Rechtliche Hintergründe
Hitzlsperger-Bewerbung um VfB-Präsidentenamt wird geprüft

Stuttgart (dpa) - Im Machtkampf des VfB Stuttgart lässt der Vereinsbeirat die Bewerbung von Vorstandschef Thomas Hitzlsperger um das Präsidentenamt rechtlich prüfen.

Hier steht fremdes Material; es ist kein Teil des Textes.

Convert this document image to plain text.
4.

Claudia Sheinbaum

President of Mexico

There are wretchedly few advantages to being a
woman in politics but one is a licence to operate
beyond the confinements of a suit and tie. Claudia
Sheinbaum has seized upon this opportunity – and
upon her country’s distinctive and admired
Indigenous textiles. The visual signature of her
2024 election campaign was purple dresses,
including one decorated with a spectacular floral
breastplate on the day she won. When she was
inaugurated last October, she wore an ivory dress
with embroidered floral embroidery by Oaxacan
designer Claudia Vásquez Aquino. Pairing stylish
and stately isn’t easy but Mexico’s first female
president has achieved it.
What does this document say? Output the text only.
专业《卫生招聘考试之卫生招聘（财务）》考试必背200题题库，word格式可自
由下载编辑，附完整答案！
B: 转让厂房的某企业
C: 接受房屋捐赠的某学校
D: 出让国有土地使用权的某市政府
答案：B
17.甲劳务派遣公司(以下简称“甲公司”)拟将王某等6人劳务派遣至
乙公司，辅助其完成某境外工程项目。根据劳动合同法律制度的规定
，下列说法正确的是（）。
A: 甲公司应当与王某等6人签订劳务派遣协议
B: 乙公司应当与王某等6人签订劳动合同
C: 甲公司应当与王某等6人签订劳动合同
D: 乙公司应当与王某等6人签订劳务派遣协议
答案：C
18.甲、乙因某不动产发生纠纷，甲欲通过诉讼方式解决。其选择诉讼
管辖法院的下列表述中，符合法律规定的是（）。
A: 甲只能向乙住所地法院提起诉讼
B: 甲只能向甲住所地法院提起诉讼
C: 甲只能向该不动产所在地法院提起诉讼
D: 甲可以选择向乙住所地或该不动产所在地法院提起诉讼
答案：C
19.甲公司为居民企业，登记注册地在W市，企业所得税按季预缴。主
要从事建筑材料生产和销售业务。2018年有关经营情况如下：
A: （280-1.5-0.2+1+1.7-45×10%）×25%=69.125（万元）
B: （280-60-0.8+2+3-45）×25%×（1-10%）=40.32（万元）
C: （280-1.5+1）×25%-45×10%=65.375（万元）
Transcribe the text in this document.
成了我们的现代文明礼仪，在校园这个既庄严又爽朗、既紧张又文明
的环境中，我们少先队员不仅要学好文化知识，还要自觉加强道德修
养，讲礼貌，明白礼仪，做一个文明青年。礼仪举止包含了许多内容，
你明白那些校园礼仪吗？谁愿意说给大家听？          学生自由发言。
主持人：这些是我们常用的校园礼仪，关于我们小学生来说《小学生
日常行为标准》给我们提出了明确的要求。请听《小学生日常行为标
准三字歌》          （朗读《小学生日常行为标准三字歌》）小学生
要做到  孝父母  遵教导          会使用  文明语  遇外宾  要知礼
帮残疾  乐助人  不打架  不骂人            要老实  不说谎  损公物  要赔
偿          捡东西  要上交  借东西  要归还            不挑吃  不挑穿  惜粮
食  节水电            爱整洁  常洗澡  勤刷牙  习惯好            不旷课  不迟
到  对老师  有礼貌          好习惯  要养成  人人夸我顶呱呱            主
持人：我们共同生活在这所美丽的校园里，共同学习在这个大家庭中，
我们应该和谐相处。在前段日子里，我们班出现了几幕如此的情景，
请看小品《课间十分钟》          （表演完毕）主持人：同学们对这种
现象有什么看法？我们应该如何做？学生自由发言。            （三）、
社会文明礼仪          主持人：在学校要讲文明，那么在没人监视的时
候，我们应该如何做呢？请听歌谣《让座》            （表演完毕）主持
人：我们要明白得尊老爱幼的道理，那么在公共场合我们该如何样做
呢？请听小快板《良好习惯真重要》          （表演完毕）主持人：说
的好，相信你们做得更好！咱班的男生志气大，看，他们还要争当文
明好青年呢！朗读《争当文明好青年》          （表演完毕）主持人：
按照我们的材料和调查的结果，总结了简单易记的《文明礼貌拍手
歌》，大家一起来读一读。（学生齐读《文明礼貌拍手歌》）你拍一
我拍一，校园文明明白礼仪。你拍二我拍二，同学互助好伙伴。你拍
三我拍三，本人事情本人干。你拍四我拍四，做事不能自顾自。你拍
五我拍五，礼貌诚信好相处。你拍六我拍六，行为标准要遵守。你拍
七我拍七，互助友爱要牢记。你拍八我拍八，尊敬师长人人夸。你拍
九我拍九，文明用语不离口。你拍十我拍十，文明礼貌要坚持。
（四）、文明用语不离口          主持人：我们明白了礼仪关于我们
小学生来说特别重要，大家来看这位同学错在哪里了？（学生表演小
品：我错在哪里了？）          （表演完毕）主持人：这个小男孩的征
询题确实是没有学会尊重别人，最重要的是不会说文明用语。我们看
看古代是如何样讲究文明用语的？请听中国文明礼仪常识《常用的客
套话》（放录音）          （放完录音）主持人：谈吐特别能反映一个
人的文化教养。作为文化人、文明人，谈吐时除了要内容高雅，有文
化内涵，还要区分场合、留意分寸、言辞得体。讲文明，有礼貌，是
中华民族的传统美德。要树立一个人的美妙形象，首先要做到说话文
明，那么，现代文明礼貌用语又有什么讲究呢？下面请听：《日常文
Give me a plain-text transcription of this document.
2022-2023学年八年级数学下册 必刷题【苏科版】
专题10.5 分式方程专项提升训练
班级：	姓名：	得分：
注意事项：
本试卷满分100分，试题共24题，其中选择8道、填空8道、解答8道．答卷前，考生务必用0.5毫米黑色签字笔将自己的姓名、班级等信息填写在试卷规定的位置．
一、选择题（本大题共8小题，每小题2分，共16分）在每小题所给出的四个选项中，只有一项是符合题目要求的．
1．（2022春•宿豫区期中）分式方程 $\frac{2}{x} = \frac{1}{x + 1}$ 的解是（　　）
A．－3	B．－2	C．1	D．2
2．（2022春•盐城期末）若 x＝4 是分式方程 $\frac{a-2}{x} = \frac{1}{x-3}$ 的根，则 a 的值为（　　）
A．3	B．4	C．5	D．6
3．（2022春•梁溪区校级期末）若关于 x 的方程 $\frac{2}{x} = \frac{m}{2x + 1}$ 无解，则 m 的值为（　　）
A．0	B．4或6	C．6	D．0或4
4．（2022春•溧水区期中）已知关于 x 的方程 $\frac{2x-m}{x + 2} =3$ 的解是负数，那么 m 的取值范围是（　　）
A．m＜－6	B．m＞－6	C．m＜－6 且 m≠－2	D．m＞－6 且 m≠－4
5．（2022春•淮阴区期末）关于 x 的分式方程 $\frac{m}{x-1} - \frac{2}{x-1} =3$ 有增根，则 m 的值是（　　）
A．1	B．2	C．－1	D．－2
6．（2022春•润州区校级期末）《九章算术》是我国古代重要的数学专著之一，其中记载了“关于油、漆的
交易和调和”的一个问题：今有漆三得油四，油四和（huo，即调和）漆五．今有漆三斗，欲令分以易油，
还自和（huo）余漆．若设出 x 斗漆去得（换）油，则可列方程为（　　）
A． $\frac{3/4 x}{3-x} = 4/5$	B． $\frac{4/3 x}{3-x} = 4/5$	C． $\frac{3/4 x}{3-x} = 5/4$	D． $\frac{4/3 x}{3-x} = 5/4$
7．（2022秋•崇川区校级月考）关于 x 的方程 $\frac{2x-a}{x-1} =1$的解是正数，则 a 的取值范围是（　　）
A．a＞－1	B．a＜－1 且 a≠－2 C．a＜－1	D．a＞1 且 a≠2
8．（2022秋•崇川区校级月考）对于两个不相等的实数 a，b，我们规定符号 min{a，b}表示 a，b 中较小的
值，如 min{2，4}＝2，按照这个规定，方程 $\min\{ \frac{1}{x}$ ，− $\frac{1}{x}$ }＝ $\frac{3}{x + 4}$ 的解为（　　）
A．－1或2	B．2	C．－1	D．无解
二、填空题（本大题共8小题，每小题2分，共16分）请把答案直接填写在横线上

Donnerstag, 07.01.2021, 12:43 Uhr
Thomas Hitzlsperger bewirbt sich um das Präsidentenamt beim VfB Stuttgart.
Thomas Hitzlsperger bewirbt sich um das Präsidentenamt beim VfB Stuttgart. Foto: Tom Weller

Man habe dafür eine «renommierte Anwaltskanzlei im Sportrecht beauftragt», hieß es in einer Mitteilung auf der Homepage des Fußball-Bundesligisten. Die Kanzlei solle die rechtlichen Gegebenheiten der Bewerbung «in Bezug auf unsere Satzung, das Aktien- und Gesellschaftsrecht, die DFL-Vorgaben und etwaige Interessenskonflikte» überprüfen.

Zuletzt waren Fragen aufgekommen, ob der Ex-Nationalspieler alle in der Satzung vorgeschriebenen Bedingungen für das Amt erfüllt. Außerdem ist fraglich, ob er gleichzeitig Vorstandschef und Präsident des Vereins sein kann.

Um den amtierenden Präsidenten Claus Vogt loszuwerden, hatte sich Hitzlsperger ebenfalls um das Präsidentenamt beworben. Mit einem Sieg auf der Mitgliederversammlung im März will der 38-Jährige Vogt aus dem Club drängen. Zuvor hatte Hitzlsperger den Unternehmer mit einem offenen Brief scharf angegriffen. Einen Tag später wehrte sich Vogt mit einem ebenfalls vierseitigen Schreiben.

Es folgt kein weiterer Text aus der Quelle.